En perspective de la Déclaration de politique générale du chef du Gouvernement, la Cosydep a exprimé ses orientations autour de la nécessité d’améliorer le cadre normatif de l’éducation. A cet effet, trois points ont été cibles : la loi sur l’obligation scolaire qui peine à être effective pour tous ; la Loi d’orientation de l’éducation devenue obsolète ; et un Code de l’enfant qui doit être adopté.
En attendant la déclaration de politique générale du Premier ministre à l’Assemblée nationale, la Cosydep a formulé ses attentes pour améliorer le cadre normatif du secteur de l’éducation. « L’obligation scolaire constitue un engagement de l’État à garantir effectivement le droit à l’éducation. Elle doit être pensée à la fois comme une exigence de justice éducative et d’équité mais aussi un investissement économique et social », rappelle d’emblée le patron de la Cosydep.

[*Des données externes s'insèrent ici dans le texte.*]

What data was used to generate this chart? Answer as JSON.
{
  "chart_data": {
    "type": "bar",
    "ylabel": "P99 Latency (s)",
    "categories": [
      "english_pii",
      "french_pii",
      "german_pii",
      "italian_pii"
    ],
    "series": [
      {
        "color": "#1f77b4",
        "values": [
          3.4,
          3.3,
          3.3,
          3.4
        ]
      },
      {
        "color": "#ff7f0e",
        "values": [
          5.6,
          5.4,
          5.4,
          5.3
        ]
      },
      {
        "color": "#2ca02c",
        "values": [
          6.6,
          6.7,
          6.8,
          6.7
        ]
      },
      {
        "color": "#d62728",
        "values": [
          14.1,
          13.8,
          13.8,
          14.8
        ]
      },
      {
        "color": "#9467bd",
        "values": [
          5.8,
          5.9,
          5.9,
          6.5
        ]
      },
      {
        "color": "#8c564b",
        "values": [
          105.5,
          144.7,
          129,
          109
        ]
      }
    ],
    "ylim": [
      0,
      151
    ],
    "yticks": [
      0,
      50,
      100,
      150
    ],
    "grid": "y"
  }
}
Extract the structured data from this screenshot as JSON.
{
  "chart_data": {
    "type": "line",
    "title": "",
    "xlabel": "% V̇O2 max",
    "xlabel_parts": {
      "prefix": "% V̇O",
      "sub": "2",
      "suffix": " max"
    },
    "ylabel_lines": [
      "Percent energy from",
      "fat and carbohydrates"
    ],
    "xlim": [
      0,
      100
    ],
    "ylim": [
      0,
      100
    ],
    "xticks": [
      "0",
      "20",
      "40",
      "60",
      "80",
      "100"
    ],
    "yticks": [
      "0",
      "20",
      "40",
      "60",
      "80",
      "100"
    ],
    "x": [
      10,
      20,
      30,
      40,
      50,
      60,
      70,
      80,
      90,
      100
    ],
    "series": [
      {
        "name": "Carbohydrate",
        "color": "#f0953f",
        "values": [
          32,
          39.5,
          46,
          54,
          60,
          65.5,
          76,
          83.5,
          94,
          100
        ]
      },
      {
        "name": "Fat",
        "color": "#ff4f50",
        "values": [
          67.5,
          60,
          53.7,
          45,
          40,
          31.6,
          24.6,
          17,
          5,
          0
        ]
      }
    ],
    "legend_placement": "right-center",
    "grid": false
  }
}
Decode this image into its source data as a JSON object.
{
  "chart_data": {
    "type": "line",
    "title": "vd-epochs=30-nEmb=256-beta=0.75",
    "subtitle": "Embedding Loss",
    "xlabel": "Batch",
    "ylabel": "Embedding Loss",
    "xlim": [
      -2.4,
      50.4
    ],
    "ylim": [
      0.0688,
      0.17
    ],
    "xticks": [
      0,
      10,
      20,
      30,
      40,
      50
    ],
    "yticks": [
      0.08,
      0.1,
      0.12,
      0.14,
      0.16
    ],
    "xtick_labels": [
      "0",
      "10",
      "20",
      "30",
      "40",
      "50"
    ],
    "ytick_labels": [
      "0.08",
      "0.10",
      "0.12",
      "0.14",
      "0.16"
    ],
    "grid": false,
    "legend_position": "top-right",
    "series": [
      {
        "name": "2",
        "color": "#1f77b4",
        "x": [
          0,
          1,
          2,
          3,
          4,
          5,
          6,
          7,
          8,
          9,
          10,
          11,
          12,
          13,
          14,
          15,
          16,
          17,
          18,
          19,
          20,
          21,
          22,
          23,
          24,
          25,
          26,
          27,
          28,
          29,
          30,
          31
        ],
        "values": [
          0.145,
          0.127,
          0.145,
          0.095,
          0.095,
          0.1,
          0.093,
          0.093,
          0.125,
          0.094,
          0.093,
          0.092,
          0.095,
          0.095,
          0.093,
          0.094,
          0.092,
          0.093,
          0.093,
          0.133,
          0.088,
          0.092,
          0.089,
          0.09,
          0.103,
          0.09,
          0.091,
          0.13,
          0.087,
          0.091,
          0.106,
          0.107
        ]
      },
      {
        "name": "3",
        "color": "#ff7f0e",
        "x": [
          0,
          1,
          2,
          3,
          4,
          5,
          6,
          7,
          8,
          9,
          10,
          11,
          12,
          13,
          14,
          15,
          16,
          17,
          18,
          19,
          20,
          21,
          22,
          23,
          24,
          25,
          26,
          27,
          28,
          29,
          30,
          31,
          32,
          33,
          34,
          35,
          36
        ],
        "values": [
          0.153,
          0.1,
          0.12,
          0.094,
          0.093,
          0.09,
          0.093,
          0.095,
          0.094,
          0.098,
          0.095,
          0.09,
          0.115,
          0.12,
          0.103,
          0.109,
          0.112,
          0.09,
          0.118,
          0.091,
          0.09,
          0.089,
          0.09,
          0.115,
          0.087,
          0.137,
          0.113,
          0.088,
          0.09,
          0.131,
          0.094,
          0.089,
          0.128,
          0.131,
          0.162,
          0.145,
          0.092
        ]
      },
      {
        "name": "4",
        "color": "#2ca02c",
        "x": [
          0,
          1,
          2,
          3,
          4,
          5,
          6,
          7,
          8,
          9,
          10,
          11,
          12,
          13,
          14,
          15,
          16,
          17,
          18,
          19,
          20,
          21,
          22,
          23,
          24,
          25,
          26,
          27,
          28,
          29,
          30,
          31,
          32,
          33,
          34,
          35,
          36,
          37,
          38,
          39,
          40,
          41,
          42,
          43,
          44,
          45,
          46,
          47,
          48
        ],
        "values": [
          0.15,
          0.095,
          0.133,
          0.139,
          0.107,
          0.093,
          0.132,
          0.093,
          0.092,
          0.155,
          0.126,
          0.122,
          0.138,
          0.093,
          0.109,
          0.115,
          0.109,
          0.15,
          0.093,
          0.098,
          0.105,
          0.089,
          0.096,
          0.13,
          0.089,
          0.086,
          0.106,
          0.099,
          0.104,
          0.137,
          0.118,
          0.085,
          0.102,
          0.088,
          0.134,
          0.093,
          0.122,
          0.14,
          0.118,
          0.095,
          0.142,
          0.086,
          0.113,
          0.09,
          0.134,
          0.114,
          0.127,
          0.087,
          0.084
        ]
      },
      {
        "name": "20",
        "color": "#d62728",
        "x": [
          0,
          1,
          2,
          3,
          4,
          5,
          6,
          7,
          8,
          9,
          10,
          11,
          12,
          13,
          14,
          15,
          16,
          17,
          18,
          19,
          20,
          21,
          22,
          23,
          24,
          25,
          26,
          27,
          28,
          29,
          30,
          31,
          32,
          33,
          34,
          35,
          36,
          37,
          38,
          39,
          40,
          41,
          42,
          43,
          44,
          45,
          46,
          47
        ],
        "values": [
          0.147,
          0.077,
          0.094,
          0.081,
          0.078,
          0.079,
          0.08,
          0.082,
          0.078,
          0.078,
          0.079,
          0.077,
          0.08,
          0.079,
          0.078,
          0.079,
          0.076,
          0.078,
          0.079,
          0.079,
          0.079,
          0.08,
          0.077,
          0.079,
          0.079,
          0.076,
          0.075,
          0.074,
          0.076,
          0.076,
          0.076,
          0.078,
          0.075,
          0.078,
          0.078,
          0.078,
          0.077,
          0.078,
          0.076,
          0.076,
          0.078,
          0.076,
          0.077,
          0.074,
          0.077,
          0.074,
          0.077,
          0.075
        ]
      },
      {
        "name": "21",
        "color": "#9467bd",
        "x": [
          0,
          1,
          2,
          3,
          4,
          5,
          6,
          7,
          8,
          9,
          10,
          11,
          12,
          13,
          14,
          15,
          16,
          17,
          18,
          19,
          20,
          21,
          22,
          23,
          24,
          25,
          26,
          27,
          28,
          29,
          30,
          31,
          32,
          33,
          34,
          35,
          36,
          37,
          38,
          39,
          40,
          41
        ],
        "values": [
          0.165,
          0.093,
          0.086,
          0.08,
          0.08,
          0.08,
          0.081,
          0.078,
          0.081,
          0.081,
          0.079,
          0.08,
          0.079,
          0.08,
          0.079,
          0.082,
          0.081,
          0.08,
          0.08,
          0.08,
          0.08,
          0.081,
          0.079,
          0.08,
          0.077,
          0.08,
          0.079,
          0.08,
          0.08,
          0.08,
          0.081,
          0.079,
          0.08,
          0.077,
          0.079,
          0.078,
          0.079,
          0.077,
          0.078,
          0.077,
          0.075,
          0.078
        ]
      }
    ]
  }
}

A l’en croire, il ne suffit pas seulement de proclamer que l’école est obligatoire. Il faut, dit-il, créer les conditions permettant à chaque enfant d’entrer à l’école, d’y rester, d’apprendre et d’achever son parcours dans des conditions dignes. « Cela implique une meilleure articulation des obligations : disponibilité des infrastructures, recrutement d’enseignants, équipements, transport scolaire, alimentation scolaire, accompagnement des enfants issus de familles vulnérables », explique Cheikh Mbow. Poursuivant, il révèle que la loi devrait permettre d’identifier les catégories d’enfants vulnérables pour davantage les soutenir tout en prévoyant des mesures spécifiques en leur faveur ; faisant allusion aux enfants handicapés, enfants issus de ménages pauvres, enfants travailleurs, enfants vivant dans la rue, filles exposées au mariage ou aux grossesses précoces, enfants déplacés ou affectés par des crises, enfants vivant dans des zones enclavées, etc.
Adapter le cadre juridique aux mutations
En outre, la Cosydep estime que le cadre juridique actuel de la loi d’orientation apparaît insuffisamment adapté aux transformations profondes intervenues dans la société. Il en veut pour preuve d’importantes mutations depuis l’adoption de la loi actuelle qui date de 1991 avec des modifications en 2004. Or, entre temps, il y a eu l’évolution démographique, la transformation du marché du travail, le développement du numérique et de l’intelligence artificielle, le changement climatique, les nouvelles exigences en matière de compétences, d’expansion de la privatisation, la montée des préoccupations liées à l’inclusion et à la protection de l’enfant. Ce qui lui fait dire qu’une nouvelle loi devrait clarifier les finalités de l’éducation nationale et permettre de mieux articuler les nombreuses réformes éducatives engagées au Sénégal. « Le problème n’est plus seulement de multiplier les initiatives ou les programmes, mais de disposer d’un cadre cohérent permettant d’assurer leur continuité, leur articulation, leur financement et leur évaluation », note la Cosydep.
La protection et la sécurité au cœur de la politique éducative
La Cosydep a, par ailleurs, plaidé pour renforcement du Code de l’enfant qui permettrait, dit-il, de renforcer le dispositif de protection de l’enfant. « Les enfants peuvent être exposés à différentes formes de violences, de négligence, d’exploitation ou de discrimination, aussi bien dans leur environnement familial que communautaire ou scolaire. Les violences physiques et psychologiques, les abus sexuels, le harcèlement, l’exploitation économique, le travail des enfants, les mariages précoces, les pratiques néfastes et les risques liés à l’environnement numérique constituent autant de menaces qui peuvent compromettre leur développement et leur réussite scolaire. L’école ne peut pleinement remplir sa mission éducative si l’enfant n’est pas protégé. Le droit à l’éducation est indissociable du droit à la sécurité, à la dignité, à l’intégrité physique et morale et à un environnement protecteur », fait remarquer Cheikh Mbow. En effet, il est persuadé que le code de l’enfant devrait davantage consacrer l’intérêt supérieur de l’enfant. « L’adoption d’un Code de l’enfant permettrait de rassembler, d’harmoniser et de rendre plus lisibles les droits et les mécanismes de protection de l’enfant. Il devrait définir clairement les responsabilités respectives de l'État, des collectivités territoriales, des familles, des établissements scolaires, des communautés et de l'ensemble des acteurs intervenant auprès des enfants », martèle M. Mbow.